We turned a corner in the road and were all suddenly laughing. But I was surprised at their comparative friendliness. “Nice boys at your school,” said Maria. Stirling caught her eyes and choked with laughter.
“Do you always talk to each other like that?” Maria demanded. I nodded. “Leonard B. North was priceless,” she said. “That wounded Leo deeply; I could see.”
And we could barely draw breath for laughing until we reached the edge of the city.
“Oh, how lovely!” Maria exclaimed as
we came out onto that cobbled street. “I wish that I lived somewhere like this.”
“Me too,” said Stirling. He leaned his chin on his hands, on the top of the wall. “See the hills? That’s where we are going.”

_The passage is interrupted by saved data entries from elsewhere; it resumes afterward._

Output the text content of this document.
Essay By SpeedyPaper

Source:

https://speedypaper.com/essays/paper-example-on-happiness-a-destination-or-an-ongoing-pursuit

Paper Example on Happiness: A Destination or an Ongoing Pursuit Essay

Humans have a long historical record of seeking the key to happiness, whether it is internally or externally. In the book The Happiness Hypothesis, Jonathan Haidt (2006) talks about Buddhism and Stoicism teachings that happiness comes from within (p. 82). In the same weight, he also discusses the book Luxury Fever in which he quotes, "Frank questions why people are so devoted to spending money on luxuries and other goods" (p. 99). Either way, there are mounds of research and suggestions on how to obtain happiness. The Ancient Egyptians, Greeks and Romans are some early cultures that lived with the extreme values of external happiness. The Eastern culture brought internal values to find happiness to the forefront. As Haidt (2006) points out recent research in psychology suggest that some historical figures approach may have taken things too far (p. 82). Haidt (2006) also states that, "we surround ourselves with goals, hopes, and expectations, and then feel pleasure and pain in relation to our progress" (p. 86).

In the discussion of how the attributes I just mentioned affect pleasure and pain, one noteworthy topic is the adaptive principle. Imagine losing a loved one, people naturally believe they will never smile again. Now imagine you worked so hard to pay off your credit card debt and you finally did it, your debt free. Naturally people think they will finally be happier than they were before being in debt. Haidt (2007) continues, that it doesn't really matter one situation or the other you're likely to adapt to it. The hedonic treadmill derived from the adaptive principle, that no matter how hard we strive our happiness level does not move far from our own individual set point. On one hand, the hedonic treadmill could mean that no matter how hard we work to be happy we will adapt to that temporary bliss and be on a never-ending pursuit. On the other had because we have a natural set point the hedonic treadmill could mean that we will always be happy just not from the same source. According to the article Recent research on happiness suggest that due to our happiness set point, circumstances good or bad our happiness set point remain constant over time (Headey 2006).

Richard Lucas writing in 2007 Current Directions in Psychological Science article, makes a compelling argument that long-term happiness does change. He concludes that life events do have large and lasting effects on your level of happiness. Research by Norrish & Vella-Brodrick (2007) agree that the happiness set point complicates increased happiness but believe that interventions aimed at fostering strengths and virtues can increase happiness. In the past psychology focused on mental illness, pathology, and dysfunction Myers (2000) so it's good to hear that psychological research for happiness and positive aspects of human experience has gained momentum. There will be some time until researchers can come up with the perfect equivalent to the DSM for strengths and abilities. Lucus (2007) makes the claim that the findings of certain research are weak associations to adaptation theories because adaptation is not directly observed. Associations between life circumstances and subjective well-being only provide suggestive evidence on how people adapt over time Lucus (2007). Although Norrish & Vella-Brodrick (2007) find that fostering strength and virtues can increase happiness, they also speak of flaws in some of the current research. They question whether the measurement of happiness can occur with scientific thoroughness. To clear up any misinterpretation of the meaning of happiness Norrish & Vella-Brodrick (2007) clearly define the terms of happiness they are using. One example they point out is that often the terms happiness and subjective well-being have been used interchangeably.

But Maria had her back to the hills. She was looking at the houses. She seemed far away in her thoughts, and she did not reply. “We haven’t been out of the city for ages, have we?” Stirling said, turning to me.
“Not for years,” I said.
Maria stood gazing at those houses. She did not seem to want to go on yet, but it did not matter; we were in no hurry anyway. We stood in silence beside her. I wondered if this street made her think of her old life, when she was a banker’s daughter. I had thought she must have been wealthy before, because of the way she talked. But I had not guessed how wealthy.
“Look who it is!” Stirling exclaimed then, and we both turned. A hired carriage was standing outside a house ahead and someone had just stepped out of it. “It’s Sergeant Markey,” Stirling told Maria.
“So that’s what he looks like,” she said. We stood and watched him.
“He’s helping someone out of the carriage,” said Stirling. Sergeant Markey stooped and lifted a child. She must have been about nine or ten. She clung tightly around Sergeant Markey’s neck and began to wail.
“Shh,” he said. “Papa’s got you.” He stroked her head. Her hair was a fine ice blond, like Stirling’s would have been if he did not wear it short, and her face was pretty, though it was red from crying now.
“What is it?” Sergeant Markey said. “What’s the matter, angel?” But the way he said it, he didn’t seem to expect her to respond. The girl murmured something, her eyes darting about nervously in her thin face. She buried her head in his shoulder and began to wail again. A lady came after them down the carriage steps—a lady in uniform who looked like a housekeeper or a nurse. She hurried to open the door, and shut it behind them, cutting off the girl’s cries.